“Ah, Peyton, my fine fellow! How are you? how are you?” And he shook Peyton’s hand quite vigorously.
“Hearty!—and how are you, Freeman?”
“Oh, gay as a lark. I have come to ask a favour of you.”
“Name it.”
“I want fifty dollars.”
Peyton shrugged his shoulders.
“I must have it, my boy! I never yet knew you to desert a friend, and I don’t believe you will do so now.”
“Suppose I haven’t fifty dollars?”
“You can borrow it for me. I only want it for a few days. You shall have it back on next Monday. Try for me—there’s a generous fellow!”
“There’s a generous fellow,” was irresistible. It came home to Peyton in the right place. He forgot poor Mrs. Lee, his unpaid tailor’s bill, and sundry other troublesome accounts.
“If I can get an advance of fifty dollars on my salary to-morrow, you shall have it.”
“Thank you! thank you! I knew I shouldn’t have to ask twice when I called upon Henry Peyton. It always does me good to grasp the hand of such a man as you are.”
On the next day, an advance of fifty dollars was asked and obtained. This sum was loaned as promised. In two weeks, the individual who borrowed it was in New Orleans, from whence he had the best of reasons for not wishing to return to the north. Of course, the generous Henry Peyton lost his money.
An increase of salary to a thousand dollars only made him less careful of his money. Before, he lived as freely as if his income had been one-third above what it was; now, he increased his expenses in a like ratio. It was a pleasure to him to spend his money—not for himself alone, but among his friends.
It is no cause of wonder, that in being so generous to some, he was forced to be unjust to others. He was still behindhand with his poor old washer-woman—owed for boarding, clothes, hats, boots, and a dozen other matters—and was, in consequence, a good deal harassed with duns. Still, he was called by some of his old cronies, “a fine, generous fellow.” A few were rather colder in their expressions.
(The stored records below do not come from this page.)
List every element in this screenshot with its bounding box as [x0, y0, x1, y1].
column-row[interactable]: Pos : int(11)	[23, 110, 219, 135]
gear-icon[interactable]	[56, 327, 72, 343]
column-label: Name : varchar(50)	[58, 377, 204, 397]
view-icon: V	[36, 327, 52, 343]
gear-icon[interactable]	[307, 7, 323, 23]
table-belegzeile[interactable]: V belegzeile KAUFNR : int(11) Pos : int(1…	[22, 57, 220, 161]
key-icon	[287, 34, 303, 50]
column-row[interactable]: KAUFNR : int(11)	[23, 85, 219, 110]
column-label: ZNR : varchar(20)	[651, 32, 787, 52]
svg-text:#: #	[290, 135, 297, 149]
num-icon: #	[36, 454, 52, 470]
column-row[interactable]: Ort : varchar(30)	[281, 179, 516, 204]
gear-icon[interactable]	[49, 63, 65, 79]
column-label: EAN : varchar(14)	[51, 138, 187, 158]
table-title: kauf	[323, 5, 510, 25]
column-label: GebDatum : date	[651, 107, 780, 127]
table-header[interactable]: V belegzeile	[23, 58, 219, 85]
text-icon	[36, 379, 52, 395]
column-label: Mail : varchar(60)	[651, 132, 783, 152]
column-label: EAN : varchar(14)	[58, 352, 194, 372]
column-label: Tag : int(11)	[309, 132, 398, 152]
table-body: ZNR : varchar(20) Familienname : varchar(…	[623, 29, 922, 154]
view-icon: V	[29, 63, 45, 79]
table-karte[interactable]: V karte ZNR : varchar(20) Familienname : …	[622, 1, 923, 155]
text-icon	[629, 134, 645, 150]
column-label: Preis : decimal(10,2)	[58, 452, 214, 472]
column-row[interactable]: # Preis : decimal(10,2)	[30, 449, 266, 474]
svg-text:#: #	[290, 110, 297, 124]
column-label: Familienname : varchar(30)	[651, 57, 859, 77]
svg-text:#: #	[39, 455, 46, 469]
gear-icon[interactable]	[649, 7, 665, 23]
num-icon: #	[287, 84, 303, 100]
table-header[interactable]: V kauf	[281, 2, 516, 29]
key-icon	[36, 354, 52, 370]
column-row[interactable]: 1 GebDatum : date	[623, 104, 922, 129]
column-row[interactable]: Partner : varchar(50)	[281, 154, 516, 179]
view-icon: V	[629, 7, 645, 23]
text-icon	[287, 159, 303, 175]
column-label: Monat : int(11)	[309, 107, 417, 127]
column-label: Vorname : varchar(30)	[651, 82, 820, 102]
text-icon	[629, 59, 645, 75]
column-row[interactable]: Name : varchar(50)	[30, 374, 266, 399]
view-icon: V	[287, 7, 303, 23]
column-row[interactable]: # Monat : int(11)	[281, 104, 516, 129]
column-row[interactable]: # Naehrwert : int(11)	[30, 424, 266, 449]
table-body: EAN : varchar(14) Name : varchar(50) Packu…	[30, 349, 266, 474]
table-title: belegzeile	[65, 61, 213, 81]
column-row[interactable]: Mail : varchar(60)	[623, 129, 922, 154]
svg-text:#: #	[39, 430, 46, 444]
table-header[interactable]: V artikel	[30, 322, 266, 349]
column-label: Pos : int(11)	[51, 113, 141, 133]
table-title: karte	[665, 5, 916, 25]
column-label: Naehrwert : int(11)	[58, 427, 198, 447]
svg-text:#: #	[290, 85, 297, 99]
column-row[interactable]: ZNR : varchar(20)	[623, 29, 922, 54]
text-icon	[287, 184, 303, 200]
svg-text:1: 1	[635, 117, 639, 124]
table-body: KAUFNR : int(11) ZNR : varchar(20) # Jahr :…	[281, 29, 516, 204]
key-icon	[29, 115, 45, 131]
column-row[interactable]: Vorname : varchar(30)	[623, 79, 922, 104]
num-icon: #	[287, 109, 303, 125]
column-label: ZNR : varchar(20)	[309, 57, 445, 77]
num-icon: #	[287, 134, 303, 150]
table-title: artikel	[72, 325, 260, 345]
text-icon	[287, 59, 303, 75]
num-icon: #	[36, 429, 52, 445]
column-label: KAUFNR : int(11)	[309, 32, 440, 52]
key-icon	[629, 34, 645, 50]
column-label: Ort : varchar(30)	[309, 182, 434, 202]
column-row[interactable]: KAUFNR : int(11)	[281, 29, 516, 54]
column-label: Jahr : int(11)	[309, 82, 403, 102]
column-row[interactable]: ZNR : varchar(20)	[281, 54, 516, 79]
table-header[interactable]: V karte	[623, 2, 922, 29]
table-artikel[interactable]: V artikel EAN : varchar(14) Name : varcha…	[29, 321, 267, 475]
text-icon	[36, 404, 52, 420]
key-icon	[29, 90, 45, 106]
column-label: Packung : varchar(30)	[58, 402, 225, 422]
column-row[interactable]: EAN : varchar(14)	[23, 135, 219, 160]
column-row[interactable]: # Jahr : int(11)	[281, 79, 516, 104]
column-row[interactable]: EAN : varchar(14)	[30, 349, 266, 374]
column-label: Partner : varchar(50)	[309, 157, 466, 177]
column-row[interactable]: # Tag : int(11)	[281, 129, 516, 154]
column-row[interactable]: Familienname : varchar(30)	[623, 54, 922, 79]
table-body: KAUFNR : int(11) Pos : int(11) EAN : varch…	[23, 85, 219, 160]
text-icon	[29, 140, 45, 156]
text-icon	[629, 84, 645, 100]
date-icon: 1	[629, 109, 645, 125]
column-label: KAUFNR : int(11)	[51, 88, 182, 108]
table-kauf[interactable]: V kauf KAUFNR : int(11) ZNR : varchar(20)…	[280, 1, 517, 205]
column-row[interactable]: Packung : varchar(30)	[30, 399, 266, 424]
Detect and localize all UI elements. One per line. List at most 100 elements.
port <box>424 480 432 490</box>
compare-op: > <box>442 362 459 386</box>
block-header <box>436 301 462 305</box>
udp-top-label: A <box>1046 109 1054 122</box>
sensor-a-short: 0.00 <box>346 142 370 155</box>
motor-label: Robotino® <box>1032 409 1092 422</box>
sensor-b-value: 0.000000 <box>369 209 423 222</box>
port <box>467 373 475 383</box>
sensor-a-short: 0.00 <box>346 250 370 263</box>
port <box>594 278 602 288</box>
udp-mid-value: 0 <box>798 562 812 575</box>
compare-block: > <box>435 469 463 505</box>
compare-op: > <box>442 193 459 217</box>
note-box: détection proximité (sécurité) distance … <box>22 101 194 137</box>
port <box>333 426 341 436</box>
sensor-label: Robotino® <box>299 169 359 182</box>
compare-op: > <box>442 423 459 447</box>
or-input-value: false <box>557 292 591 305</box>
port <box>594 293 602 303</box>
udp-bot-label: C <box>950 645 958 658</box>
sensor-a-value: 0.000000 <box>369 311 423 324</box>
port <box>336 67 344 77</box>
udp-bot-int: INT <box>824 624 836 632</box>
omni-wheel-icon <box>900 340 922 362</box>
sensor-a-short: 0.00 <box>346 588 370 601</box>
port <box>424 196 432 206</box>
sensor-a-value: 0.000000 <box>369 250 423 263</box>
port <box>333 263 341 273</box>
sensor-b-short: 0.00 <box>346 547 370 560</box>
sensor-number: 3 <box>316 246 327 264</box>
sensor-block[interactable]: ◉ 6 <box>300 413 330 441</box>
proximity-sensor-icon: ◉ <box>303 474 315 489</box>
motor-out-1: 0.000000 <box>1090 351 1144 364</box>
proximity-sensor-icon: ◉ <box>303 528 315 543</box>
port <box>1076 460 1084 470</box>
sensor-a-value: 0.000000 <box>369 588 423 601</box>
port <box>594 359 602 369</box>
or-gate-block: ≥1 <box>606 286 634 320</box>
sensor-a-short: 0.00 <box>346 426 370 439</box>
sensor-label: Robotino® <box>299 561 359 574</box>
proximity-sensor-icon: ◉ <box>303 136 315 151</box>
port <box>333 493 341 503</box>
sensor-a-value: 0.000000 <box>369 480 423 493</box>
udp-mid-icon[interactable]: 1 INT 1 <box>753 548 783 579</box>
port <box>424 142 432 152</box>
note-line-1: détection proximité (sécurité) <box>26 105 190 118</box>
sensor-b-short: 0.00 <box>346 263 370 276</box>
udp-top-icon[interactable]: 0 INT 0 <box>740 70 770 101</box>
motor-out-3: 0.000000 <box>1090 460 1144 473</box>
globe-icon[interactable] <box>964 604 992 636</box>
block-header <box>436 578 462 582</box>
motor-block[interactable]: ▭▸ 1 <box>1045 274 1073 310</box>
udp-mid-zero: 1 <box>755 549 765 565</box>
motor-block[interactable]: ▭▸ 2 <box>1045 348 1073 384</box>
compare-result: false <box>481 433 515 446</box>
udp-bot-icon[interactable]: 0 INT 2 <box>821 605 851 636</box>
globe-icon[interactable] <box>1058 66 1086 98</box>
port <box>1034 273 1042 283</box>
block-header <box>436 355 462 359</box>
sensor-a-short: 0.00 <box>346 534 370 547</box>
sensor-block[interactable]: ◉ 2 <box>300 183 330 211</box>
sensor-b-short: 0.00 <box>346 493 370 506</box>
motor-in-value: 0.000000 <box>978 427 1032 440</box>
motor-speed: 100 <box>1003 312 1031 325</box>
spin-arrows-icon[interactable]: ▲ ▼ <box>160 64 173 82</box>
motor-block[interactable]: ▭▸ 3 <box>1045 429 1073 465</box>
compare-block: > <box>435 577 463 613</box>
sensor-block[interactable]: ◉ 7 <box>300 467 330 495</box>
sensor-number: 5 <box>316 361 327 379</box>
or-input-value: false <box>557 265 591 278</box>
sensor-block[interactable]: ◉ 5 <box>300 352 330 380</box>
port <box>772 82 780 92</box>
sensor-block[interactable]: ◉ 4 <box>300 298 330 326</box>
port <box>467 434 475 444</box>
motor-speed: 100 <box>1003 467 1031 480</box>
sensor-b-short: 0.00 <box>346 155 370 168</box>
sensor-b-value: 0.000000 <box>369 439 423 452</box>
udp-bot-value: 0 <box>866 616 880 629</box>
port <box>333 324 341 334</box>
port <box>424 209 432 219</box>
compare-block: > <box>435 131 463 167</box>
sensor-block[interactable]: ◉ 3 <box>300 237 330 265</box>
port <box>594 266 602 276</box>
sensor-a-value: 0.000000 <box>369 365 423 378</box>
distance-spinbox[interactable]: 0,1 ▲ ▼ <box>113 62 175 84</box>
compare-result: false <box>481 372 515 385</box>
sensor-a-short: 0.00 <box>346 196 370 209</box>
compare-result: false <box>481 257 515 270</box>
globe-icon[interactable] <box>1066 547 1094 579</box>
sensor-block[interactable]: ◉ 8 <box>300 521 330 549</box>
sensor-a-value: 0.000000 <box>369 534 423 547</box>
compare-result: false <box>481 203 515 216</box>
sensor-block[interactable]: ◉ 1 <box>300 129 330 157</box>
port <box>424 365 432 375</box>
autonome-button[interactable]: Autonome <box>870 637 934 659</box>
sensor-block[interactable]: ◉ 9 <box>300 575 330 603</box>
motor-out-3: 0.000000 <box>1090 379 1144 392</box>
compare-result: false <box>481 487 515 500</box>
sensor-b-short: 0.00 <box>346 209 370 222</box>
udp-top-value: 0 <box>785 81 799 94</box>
He had borrowed money from them, and did not offer to return it; and he was such a generous-minded young man, that they felt a delicacy about calling his attention to it.
“Can you raise a couple of thousand dollars?” was asked of him by a friend, when he was twenty-seven years old. “If you can, I know a first-rate chance to get into business.”
“Indeed! What is the nature of it?”
The friend told him all he knew, and he was satisfied that a better offering might never present itself. But two thousand dollars were indispensable.
“Can’t you borrow it?” suggested the friend.
“I will try.”
“Try your best. You will never again have such an opportunity.”
Peyton did try, but in vain. Those who could lend it to him considered him “too good-hearted a fellow” to trust with money; and he was forced to see that tide, which if he could have taken it at the flood, would have led him on to fortune, slowly and steadily recede.